Newly adopted measures by the Government will “create the conditions for more forests to be planted”, according to the Minister of State at the Department of Agriculture, Food and the Marine with responsibility for Forestry, Andrew Doyle.

The minister was speaking as he welcomed today’s decision by Government to adopt the proposals arising from the Midterm Review of the current Forestry Programme.

The review was prepared by the Department of Agriculture to examine the implementation of the Government’s Forestry Programme 2014-2020.

Commenting on the matter, Minister Doyle said: “I very much welcome the adoption by Government today of this review. It recognises clearly the contribution which forestry continues to make to the economy, environment and society in Ireland.

“The review is an extremely comprehensive exercise, informed by detailed stakeholder consultations.

The changes recommended by the conclusions of the Midterm Review are primarily aimed at enhancing the environmental benefits of forestry while at the same time addressing the shortfall in key target areas.

“These measures address some of the key issues arising from our review of the programme to date and range from improved rates for planting to measures to assist with mobilisation of the significant timer resource from private forest – which will become available in next few years,” he said.


According to the department, the proposals were the outcome of a public call for submissions as well as a series of consultation meetings with stakeholders and the European Commission.

The proposals were also subject to a Strategic Environmental Assessment and Appropriate Assessment screening exercise, which was recently concluded, the department added.

The department’s report indicates that total afforestation figures for the first three years of the programme show that overall planting is some 7% less than the cumulative target for these years and also that planting of broadleaf trees are falling below the 30% target for this category.

Welcoming the improved rates for planting broadleaves, Minister Doyle continued: “These significant increases will promote greater species and habitat diversity and will help the department to deliver on our commitment to achieve an annual broadleaf planting target of 30%.

“I would also highlight a new second thinning grant for broadleaf forests and drew attention to a new continuous cover forestry initiative, which will also contribute to creating richer and more varied habitats – by encouraging existing forest owners to develop uneven aged forests.”


The department explained that the most significant improvements in grant and premium rates are aimed at those planting categories that may prove most attractive to farmers – such as Agro-forestry and Forestry for Fibre.

Agro-forestry will allow farmers to plant trees while continuing to graze their animals on the same land – with this land use system suitable for producing woodfuel or, where appropriate, high quality hardwood timber, the department outlined.

Meanwhile, the aim of the Forestry for Fibre scheme is also to facilitate production of renewable energy for either domestic or local commercial use.

While more traditional forestry has a rotation of approximately 35 to 40 years, the species planted under the Forestry for Fibre scheme have a rotation of up to 15 years.

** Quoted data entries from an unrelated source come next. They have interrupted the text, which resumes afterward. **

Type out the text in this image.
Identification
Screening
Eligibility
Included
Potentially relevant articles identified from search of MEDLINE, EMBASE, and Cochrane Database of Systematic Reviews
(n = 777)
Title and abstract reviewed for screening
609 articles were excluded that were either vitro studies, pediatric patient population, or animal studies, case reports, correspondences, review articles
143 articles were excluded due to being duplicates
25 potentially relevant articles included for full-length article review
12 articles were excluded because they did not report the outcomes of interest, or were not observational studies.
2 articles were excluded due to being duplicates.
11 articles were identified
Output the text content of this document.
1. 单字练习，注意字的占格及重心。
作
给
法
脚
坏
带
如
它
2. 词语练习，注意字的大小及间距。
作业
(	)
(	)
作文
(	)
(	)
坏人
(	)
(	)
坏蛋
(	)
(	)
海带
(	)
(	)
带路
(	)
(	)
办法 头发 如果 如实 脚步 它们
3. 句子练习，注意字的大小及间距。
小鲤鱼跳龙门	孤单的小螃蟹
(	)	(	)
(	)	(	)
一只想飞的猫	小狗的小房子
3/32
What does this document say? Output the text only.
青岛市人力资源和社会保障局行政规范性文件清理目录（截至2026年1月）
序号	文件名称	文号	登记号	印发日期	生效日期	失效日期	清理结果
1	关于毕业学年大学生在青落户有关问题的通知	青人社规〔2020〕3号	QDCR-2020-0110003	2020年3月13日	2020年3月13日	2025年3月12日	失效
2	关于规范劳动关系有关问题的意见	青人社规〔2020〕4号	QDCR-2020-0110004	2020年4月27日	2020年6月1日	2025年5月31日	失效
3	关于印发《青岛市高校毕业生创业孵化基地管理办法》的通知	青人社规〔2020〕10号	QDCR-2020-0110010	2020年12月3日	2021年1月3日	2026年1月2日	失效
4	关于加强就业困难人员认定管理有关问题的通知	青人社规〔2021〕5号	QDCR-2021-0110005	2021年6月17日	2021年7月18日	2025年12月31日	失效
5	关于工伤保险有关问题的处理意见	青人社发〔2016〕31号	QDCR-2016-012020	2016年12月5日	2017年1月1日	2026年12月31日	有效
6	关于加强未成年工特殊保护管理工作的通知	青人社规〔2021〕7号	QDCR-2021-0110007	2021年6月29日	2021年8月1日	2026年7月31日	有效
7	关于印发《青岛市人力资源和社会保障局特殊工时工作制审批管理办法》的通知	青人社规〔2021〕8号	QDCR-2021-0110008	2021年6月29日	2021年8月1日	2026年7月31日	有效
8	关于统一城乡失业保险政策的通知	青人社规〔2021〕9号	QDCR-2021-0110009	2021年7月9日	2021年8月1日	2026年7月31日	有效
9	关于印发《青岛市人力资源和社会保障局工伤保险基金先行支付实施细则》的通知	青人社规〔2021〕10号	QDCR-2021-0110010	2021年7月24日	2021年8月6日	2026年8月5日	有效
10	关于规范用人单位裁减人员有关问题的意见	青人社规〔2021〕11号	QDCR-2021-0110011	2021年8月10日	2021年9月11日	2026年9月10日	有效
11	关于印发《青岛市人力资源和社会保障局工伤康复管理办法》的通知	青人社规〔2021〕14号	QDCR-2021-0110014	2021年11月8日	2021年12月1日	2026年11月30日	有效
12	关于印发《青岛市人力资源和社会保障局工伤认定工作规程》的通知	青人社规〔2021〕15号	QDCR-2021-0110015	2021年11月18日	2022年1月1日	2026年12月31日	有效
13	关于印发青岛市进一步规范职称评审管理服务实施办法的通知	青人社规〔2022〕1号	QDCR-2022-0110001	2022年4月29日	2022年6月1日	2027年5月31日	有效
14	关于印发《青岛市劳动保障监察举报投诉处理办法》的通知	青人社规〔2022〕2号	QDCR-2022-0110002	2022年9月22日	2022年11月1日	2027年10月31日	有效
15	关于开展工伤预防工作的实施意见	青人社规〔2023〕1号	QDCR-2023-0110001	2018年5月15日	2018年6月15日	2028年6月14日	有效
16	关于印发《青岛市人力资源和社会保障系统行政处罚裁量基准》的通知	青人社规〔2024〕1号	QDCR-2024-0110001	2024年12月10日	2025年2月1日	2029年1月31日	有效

This equates to the number of annual premium payments for Forestry for Fibre – which means that a payment of €510/ha is payable each year up to the time the plantation is felled, according to the department.

‘Even more attractive’

The higher premium rates introduced will make it “even more attractive” for farmers to plant trees, the minister added.

“Farm forestry presents a real opportunity for landowners to increase their income while continuing to farm.

Planting part of a farm, perhaps the more remote or more difficult land, with trees can introduce a new source of income while allowing landowners to maintain their existing output.

Minister Doyle also confirmed that a stakeholder group will be set up to assist in monitoring the implementation of the Governments’ Forestry Programme to 2020.

The group is set to be chaired by the minister and will include representatives of the forestry sector, environmental NGOs and other relevant bodies.


In conclusion, the minister said: “Forestry combines the best climate mitigation land use that we have, as well as a viable and sustainable land use income for farmers.

“This is why the Ireland 2040 Development Plan has a specific commitment to having a publicly-funded afforestation programme beyond 2020.

Priority now is to ensure that the targets to 2020 are delivered. The new measures and increased rates introduced following the Midterm Review will, I believe, create the conditions for more forests to be planted.

“I would encourage all landowners to examine the schemes and new rates and seriously consider afforestation now.”